Test storage system performance with Iometer

Scott Lowe takes you step-by-step through the process of installing and running Iometer, an open source tool that you can use to test the performance of your storage solution.

When implementing storage of any kind, whether it's directly attached to a server, connected to your network (NAS), or on its own network (SAN—Fibre Channel or iSCSI), it's important to know just how well your storage performs. If you can't pinpoint this information, growth is difficult since you can't properly manage it. Iometer, an open source tool, available for download from, can help you identify this critical infrastructure measure and help you make better decisions about what kind of storage you need or whether your current storage solution can handle an increased load.

Iometer actually serves an additional purpose beyond just measuring I/O performance—it can also generate the workload that is used to test the system (this component is called Dynamo). It can be configured in a number of ways that allow very granular testing to take place so that it can test multiple scenarios. The Dynamo component must be installed on each system for which you would like to gather performance results. Iometer and Dynamo can be installed on the same system in cases where you want to test the performance of the local disk system.

Installing and running Iometer and Dynamo

The Iometer installation under Windows couldn't be any easier. Simply double-click the downloaded file and accept all of the default options. This installs Iometer onto your system and places a shortcut on your Start Menu.

Iometer is extraordinarily versatile, and I don't have room in this article to go over every option (The Users Guide is more than 80 pages long). However, I will go over some basic configurations and explain how to run tests locally.
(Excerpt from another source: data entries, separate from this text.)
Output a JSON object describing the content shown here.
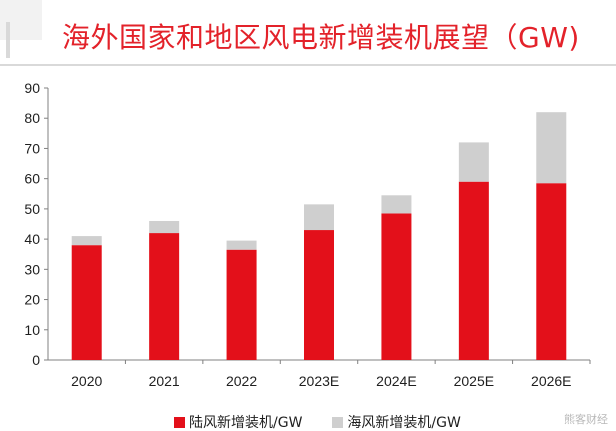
{
  "title": "海外国家和地区风电新增装机展望（GW)",
  "colors": {
    "onshore": "#e3101a",
    "offshore": "#cfcfcf",
    "title": "#e3222a"
  },
  "legend": {
    "onshore_label": "陆风新增装机/GW",
    "offshore_label": "海风新增装机/GW"
  },
  "watermark": "熊客财经",
  "chart_data": {
    "type": "bar",
    "stacked": true,
    "title": "海外国家和地区风电新增装机展望（GW)",
    "xlabel": "",
    "ylabel": "",
    "categories": [
      "2020",
      "2021",
      "2022",
      "2023E",
      "2024E",
      "2025E",
      "2026E"
    ],
    "series": [
      {
        "name": "陆风新增装机/GW",
        "color": "#e3101a",
        "values": [
          38,
          42,
          36.5,
          43,
          48.5,
          59,
          58.5
        ]
      },
      {
        "name": "海风新增装机/GW",
        "color": "#cfcfcf",
        "values": [
          3,
          4,
          3,
          8.5,
          6,
          13,
          23.5
        ]
      }
    ],
    "ylim": [
      0,
      90
    ],
    "yticks": [
      0,
      10,
      20,
      30,
      40,
      50,
      60,
      70,
      80,
      90
    ],
    "grid": false,
    "legend_position": "bottom"
  }
}
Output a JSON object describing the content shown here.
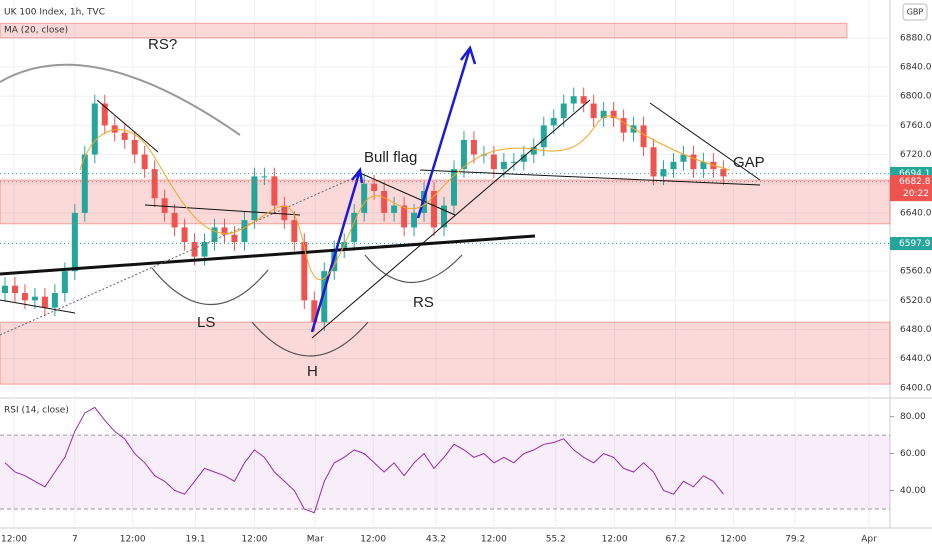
{
  "chart_data": {
    "type": "candlestick",
    "title": "UK 100 Index, 1h, TVC",
    "indicator_label": "MA (20, close)",
    "currency": "GBP",
    "colors": {
      "up": "#26a69a",
      "down": "#ef5350"
    },
    "xlim": [
      -0.5,
      88.7
    ],
    "xticks": [
      {
        "value": 0.9,
        "label": "12:00"
      },
      7,
      {
        "value": 12.8,
        "label": "12:00"
      },
      19.1,
      {
        "value": 25,
        "label": "12:00"
      },
      {
        "value": 31.1,
        "label": "Mar"
      },
      {
        "value": 36.9,
        "label": "12:00"
      },
      43.2,
      {
        "value": 49,
        "label": "12:00"
      },
      55.2,
      {
        "value": 61.1,
        "label": "12:00"
      },
      67.2,
      {
        "value": 73,
        "label": "12:00"
      },
      79.2,
      {
        "value": 86.6,
        "label": "Apr"
      }
    ],
    "ylim": [
      6386,
      6932
    ],
    "yticks": [
      {
        "value": 6400,
        "label": "6400.00"
      },
      {
        "value": 6440,
        "label": "6440.00"
      },
      {
        "value": 6480,
        "label": "6480.00"
      },
      {
        "value": 6520,
        "label": "6520.00"
      },
      {
        "value": 6560,
        "label": "6560.00"
      },
      {
        "value": 6600,
        "label": "6600.00"
      },
      {
        "value": 6640,
        "label": "6640.00"
      },
      {
        "value": 6680,
        "label": "6680.00"
      },
      {
        "value": 6720,
        "label": "6720.00"
      },
      {
        "value": 6760,
        "label": "6760.00"
      },
      {
        "value": 6800,
        "label": "6800.00"
      },
      {
        "value": 6840,
        "label": "6840.00"
      },
      {
        "value": 6880,
        "label": "6880.00"
      }
    ],
    "open": [
      6530,
      6540,
      6530,
      6520,
      6525,
      6510,
      6530,
      6560,
      6640,
      6720,
      6790,
      6760,
      6750,
      6740,
      6720,
      6700,
      6660,
      6640,
      6620,
      6600,
      6580,
      6600,
      6620,
      6610,
      6600,
      6630,
      6690,
      6690,
      6650,
      6630,
      6600,
      6520,
      6490,
      6560,
      6590,
      6600,
      6640,
      6680,
      6670,
      6640,
      6650,
      6620,
      6640,
      6670,
      6620,
      6650,
      6700,
      6740,
      6720,
      6720,
      6700,
      6710,
      6710,
      6720,
      6730,
      6760,
      6770,
      6790,
      6800,
      6790,
      6770,
      6780,
      6770,
      6750,
      6760,
      6730,
      6690,
      6700,
      6710,
      6720,
      6700,
      6710,
      6700
    ],
    "high": [
      6552,
      6552,
      6542,
      6537,
      6537,
      6542,
      6572,
      6652,
      6732,
      6802,
      6802,
      6772,
      6762,
      6752,
      6732,
      6712,
      6672,
      6652,
      6632,
      6612,
      6612,
      6632,
      6632,
      6622,
      6642,
      6702,
      6702,
      6702,
      6662,
      6642,
      6612,
      6532,
      6572,
      6602,
      6612,
      6652,
      6692,
      6692,
      6682,
      6662,
      6662,
      6652,
      6682,
      6682,
      6662,
      6712,
      6752,
      6752,
      6732,
      6732,
      6722,
      6722,
      6732,
      6742,
      6772,
      6782,
      6802,
      6812,
      6812,
      6802,
      6792,
      6792,
      6782,
      6772,
      6772,
      6742,
      6712,
      6722,
      6732,
      6732,
      6722,
      6722,
      6712
    ],
    "low": [
      6518,
      6518,
      6508,
      6508,
      6498,
      6498,
      6518,
      6548,
      6628,
      6708,
      6748,
      6738,
      6728,
      6708,
      6688,
      6648,
      6628,
      6608,
      6588,
      6568,
      6568,
      6588,
      6598,
      6588,
      6588,
      6618,
      6678,
      6638,
      6618,
      6588,
      6508,
      6478,
      6478,
      6548,
      6578,
      6588,
      6628,
      6658,
      6628,
      6628,
      6608,
      6608,
      6628,
      6608,
      6608,
      6638,
      6688,
      6708,
      6708,
      6688,
      6688,
      6698,
      6698,
      6708,
      6718,
      6748,
      6758,
      6778,
      6778,
      6758,
      6758,
      6758,
      6738,
      6738,
      6718,
      6678,
      6678,
      6688,
      6698,
      6688,
      6688,
      6688,
      6678
    ],
    "close": [
      6540,
      6530,
      6520,
      6525,
      6510,
      6530,
      6560,
      6640,
      6720,
      6790,
      6760,
      6750,
      6740,
      6720,
      6700,
      6660,
      6640,
      6620,
      6600,
      6580,
      6600,
      6620,
      6610,
      6600,
      6630,
      6690,
      6690,
      6650,
      6630,
      6600,
      6520,
      6490,
      6560,
      6590,
      6600,
      6640,
      6680,
      6670,
      6640,
      6650,
      6620,
      6640,
      6670,
      6620,
      6650,
      6700,
      6740,
      6720,
      6720,
      6700,
      6710,
      6710,
      6720,
      6730,
      6760,
      6770,
      6790,
      6800,
      6790,
      6770,
      6780,
      6770,
      6750,
      6760,
      6730,
      6690,
      6700,
      6710,
      6720,
      6700,
      6710,
      6700,
      6690
    ],
    "zones": [
      [
        6880,
        6900
      ],
      [
        6625,
        6685
      ],
      [
        6405,
        6490
      ]
    ],
    "price_labels": [
      {
        "value": 6694.1,
        "color": "#26a69a"
      },
      {
        "value": 6682.8,
        "color": "#ef5350",
        "countdown": "20:22"
      },
      {
        "value": 6597.9,
        "color": "#26a69a"
      }
    ],
    "annotations": [
      "RS?",
      "Bull flag",
      "GAP",
      "LS",
      "H",
      "RS"
    ],
    "rsi": {
      "title": "RSI (14, close)",
      "color": "#9c27b0",
      "ylim": [
        19.7,
        90.1
      ],
      "band": [
        30,
        70
      ],
      "yticks": [
        {
          "value": 40,
          "label": "40.00"
        },
        {
          "value": 60,
          "label": "60.00"
        },
        {
          "value": 80,
          "label": "80.00"
        }
      ],
      "values": [
        55,
        50,
        48,
        45,
        42,
        50,
        58,
        72,
        82,
        85,
        78,
        72,
        68,
        60,
        55,
        48,
        45,
        40,
        38,
        45,
        52,
        50,
        48,
        45,
        55,
        62,
        58,
        50,
        45,
        40,
        30,
        28,
        45,
        55,
        58,
        62,
        60,
        55,
        50,
        55,
        48,
        55,
        60,
        52,
        58,
        65,
        62,
        58,
        60,
        55,
        58,
        55,
        60,
        62,
        65,
        66,
        68,
        62,
        58,
        55,
        60,
        58,
        52,
        50,
        55,
        50,
        40,
        38,
        45,
        42,
        48,
        45,
        38
      ]
    }
  }
}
For a local test, just start Iometer on the machine to which you installed the program. In Figure A below, see the Topology section at the left. In that section you see BASE2K3, which is the name of the machine (also called a "manager" in Iometer-speak) on which Iometer is running, and Worker 1. A worker is an individual thread run by Dynamo (which is started automatically when you run Iometer). At the right, the default tab is the Disk Targets tab, which lists the drives that are available to use for tests.

Figure A

Iometer main window – disk targets

For any Iometer test, you must select access specifications from the Access Specifications tab in Figure B. The information on this tab specifies the type of IO operations that will be performed by Iometer, allowing you to customize tests for your particular application. This example runs tests with 512-byte and 32-KB chunks of data, with read frequency assumptions of 50 percent and 25 percent, respectively. You can customize these assumptions by clicking the New or Edit buttons and creating your own.

Figure B

Access specifications control exactly how tests run

Before you run your test, you can also change other parameters, such as the length of the test. For example, if you want to get a true average reading of your disk system performance, you might want to run the test for hours instead of seconds to guard against running the test at the same time a user is pulling a large file from the system. Many test parameters can be adjusted by using the Test Setup tab, shown below in Figure C.

Figure C

The test setup tab provides a place to change overall test parameters

Once you configure your test, click the green flag on the menu bar to start things running. Click the Results Display tab to get a real-time view of your running test. A sample results display is shown below in Figure D. You can expand a particular result into its own screen by pressing the right-arrow at the right of each test, which results in a screen similar to the one shown in Figure E.

Figure D

The Result Display tab provides quick access to a lot of information

Figure E

Drill down into individual results

This tip is intended to be a very basic introduction to Iometer, a tool that can help you get a measure for your storage system's performance.